The user noted a limitation regarding areas that were not scrapped. Specifically, there have been inquiries for properties located outside of the known area, which suggests that there may be a need for further exploration or enhancement of the data collection methods in those regions.

Vidiskiu commented 3 weeks ago
Overall Point: 5.5

Functional Complexity: 1.5

The grading system that integrates customer reviews and beach proximity is moderately complex. It involves data weighting and aggregation that affect the overall ranking process.

Technical Complexity: 1.5

Technical effort includes development of algorithms to calculate grades and possibly pulling in data from external sources, but does not indicate highly complex integrations or new algorithms.

UI/UX Complexity and Impact: 1.25

Visualizations represent a high level of UI/UX complexity as they involve the creation of graphs, charts, and maps, which significantly enhance the report's interpretability.
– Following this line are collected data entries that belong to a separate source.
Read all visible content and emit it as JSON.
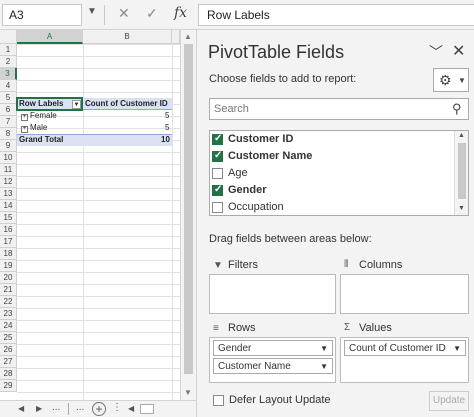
{
  "formula_bar": {
    "name_box": "A3",
    "fx": "fx",
    "content": "Row Labels"
  },
  "sheet": {
    "columns": [
      "A",
      "B"
    ],
    "rows": [
      "1",
      "2",
      "3",
      "4",
      "5",
      "6",
      "7",
      "8",
      "9",
      "10",
      "11",
      "12",
      "13",
      "14",
      "15",
      "16",
      "17",
      "18",
      "19",
      "20",
      "21",
      "22",
      "23",
      "24",
      "25",
      "26",
      "27",
      "28",
      "29"
    ],
    "pivot": {
      "header_a": "Row Labels",
      "header_b": "Count of Customer ID",
      "row1_label": "Female",
      "row1_value": "5",
      "row2_label": "Male",
      "row2_value": "5",
      "total_label": "Grand Total",
      "total_value": "10"
    }
  },
  "tabs_bar": {
    "dots": "..."
  },
  "pane": {
    "title": "PivotTable Fields",
    "subtitle": "Choose fields to add to report:",
    "search_placeholder": "Search",
    "fields": [
      {
        "label": "Customer ID",
        "checked": true
      },
      {
        "label": "Customer Name",
        "checked": true
      },
      {
        "label": "Age",
        "checked": false
      },
      {
        "label": "Gender",
        "checked": true
      },
      {
        "label": "Occupation",
        "checked": false
      }
    ],
    "drag_label": "Drag fields between areas below:",
    "filters_label": "Filters",
    "columns_label": "Columns",
    "rows_label": "Rows",
    "values_label": "Values",
    "rows_items": [
      "Gender",
      "Customer Name"
    ],
    "values_items": [
      "Count of Customer ID"
    ],
    "defer_label": "Defer Layout Update",
    "update_label": "Update"
  },
  "colors": {
    "accent": "#217346",
    "pivot_fill": "#d9e1f2"
  }
}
Testing and Quality Assurance: 1

Testing involves validating the accuracy of grading and ensuring visualizations are correctly reflecting the data, requiring integration and user-testing, but the challenge seems moderate rather than extreme.

Risk and Dependencies: 0.25

There may be minor risks associated with data accuracy and user feedback, but dependencies are not discussed as being extensive, suggesting a low risk factor.